Seule la condamnation verbale du ministre des affaires étrangères italiens a fait office de condamnation européenne, l'Italie ayant la charge ces temps-ci de la Présidence de l'Union Européenne.

Malgré les dénégations véhémentes et outragées de l'entourage élyséen et toujours selon les deux agences, un diplomate français, qui a demandé à garder l'anonymat, aurait dit que Jacques Chirac avait tenu en fait deux positions simultanément. D'une part, il a en effet manifesté son désaccord avec le premier ministre malaisien, mais, d'autre part, il a empêché qu'une déclaration officielle par écrit de l'Europe voit le jour.

Comment expliquer une telle position? Par le fait que Jacques Chirac est un politicien qui sait jouer sur plusieurs tableaux.

Car lorsque l'on réfléchit sur sa lettre adressée au premier ministre malaisien, que dit-elle ? Elle montre, en fait, que Jacques Chirac se glisse uniquement dans la peau du messager (et il ne sert à rien de tuer le messager...) signalant seulement ce qui a été ressenti en France et dans le monde; ce qui lui permet de se dédouaner auprès des Juifs et des anti-racistes, tout en signifiant aux islamistes qu'il a été comme poussé par les événements; les arabo-islamistes adorent d'ailleurs cette expression: subir la pression, "Arafat a été obligé de " faire ceci, de faire cela, à cause de "la pression" opérée par "les Juifs" et les "Américains".

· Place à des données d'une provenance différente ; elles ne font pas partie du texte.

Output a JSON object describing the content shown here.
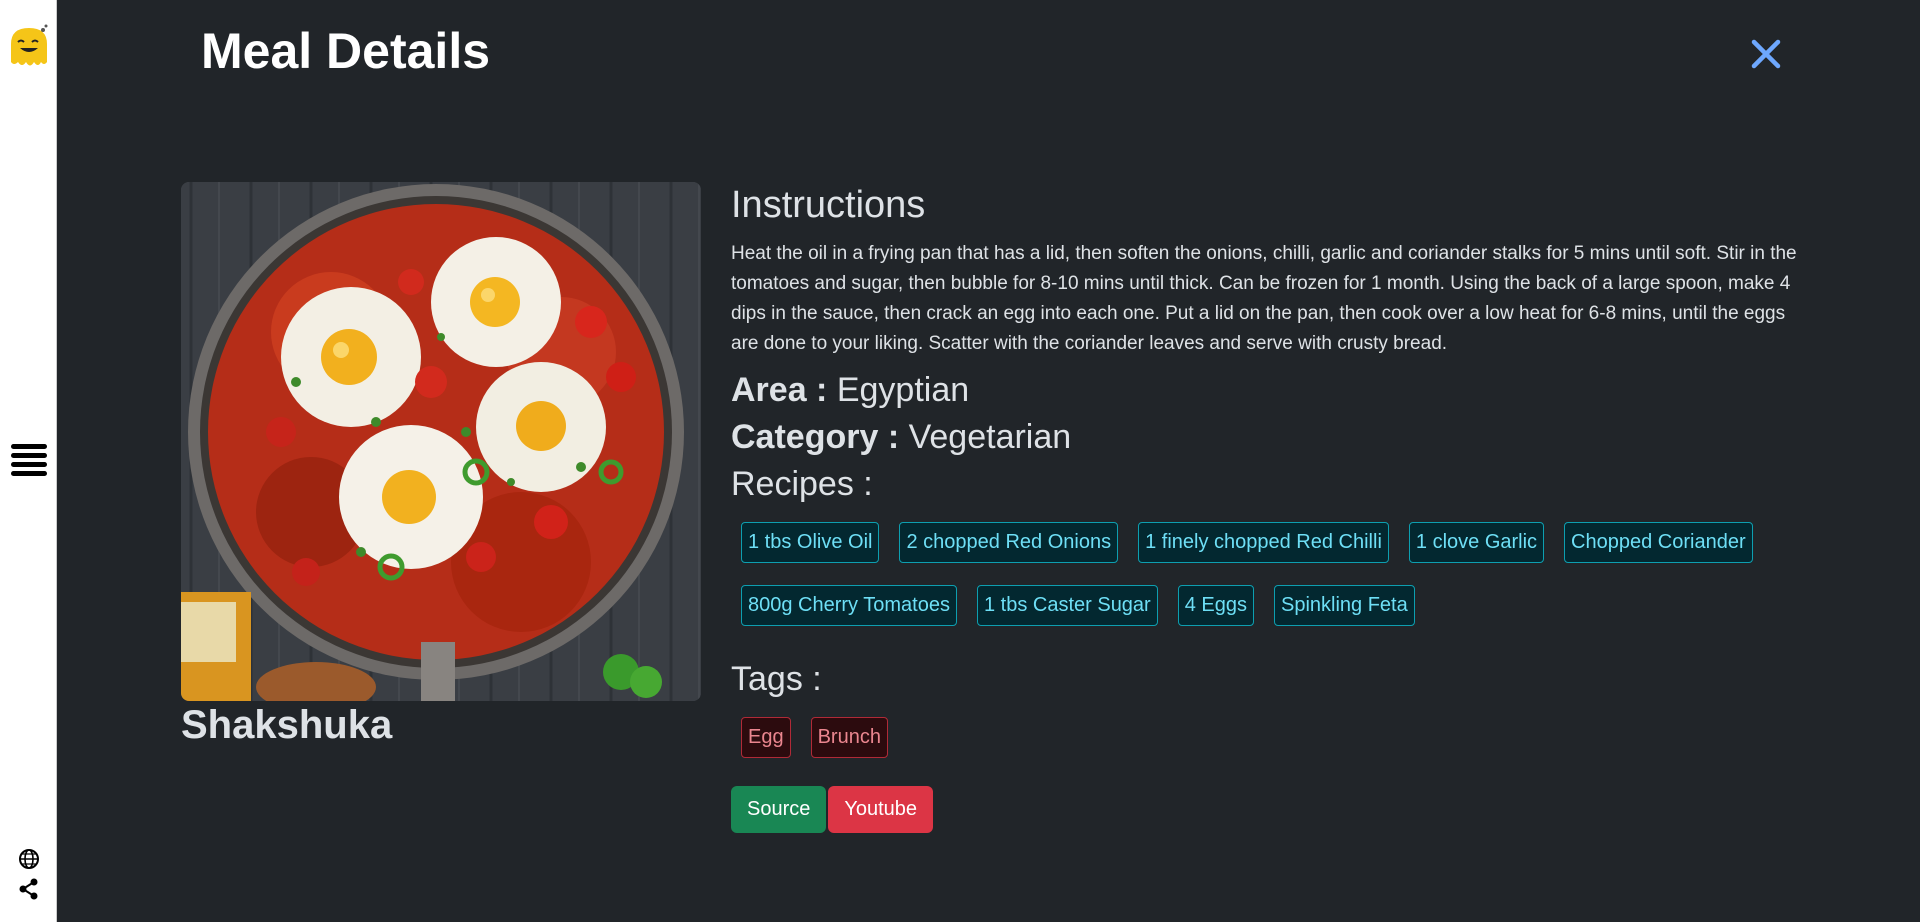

Cette lettre ne dit pas autre chose. Et le premier ministre malaisien ne s'y est pas trompé en remerciant Jacques Chirac pour sa "compréhension". Pourquoi dit-il cela sinon, alors qu'il a sûrement lu la lettre de Jacques Chirac ?
Parce qu'il sait lire entre les lignes et voit bien que dans cette lettre M. Chirac se fait seulement le héraut de la condamnation mondiale, il joue le rôle strict du télégraphiste institutionnel, il n'est donc pas intervenu en leader politique utilisant son envergure internationale pour condamner par exemple non seulement les propos du premier ministre malaisien, mais aussi leur approbation effectuée par tous les représentants des Etats musulmans présents lors de la Conférence Islamique. M. Jacques Chirac n'a rien dit sur cette approbation.

Il est en fait le maître de ce que l'on appelle aux échecs la double prise, "la fourchette", il l'a par exemple montré à propos de la reconnaissance de la responsabilité de la France à Vichy, ce que s'étaient refusés de faire MM De Gaulle et Mitterrand, ce qui lui permettait de se rendre sympathique auprès de la communauté juive qui vote plutôt socialiste ou UDF, mais, en même temps, cela lui donnait les coudées plus franches pour afficher son soutien à Arafat, et au nationalisme arabe en général.

Or, c'est cela, c'est cette dérive du double langage, qui explique la colère du rédacteur en chef du journal israélien Maariv, Amnon Dankner, une dérive qui montre tout aussi bien le petit côté franchouillard, politicard, petite tambouille électoraliste bien connu de Jacques Chirac sous ses grands airs de gardien du "Droit" international, alors que son principal souci semble bien être de capter le vote "beur" en France, tout en ne se mettant pas trop à dos le vote "juif".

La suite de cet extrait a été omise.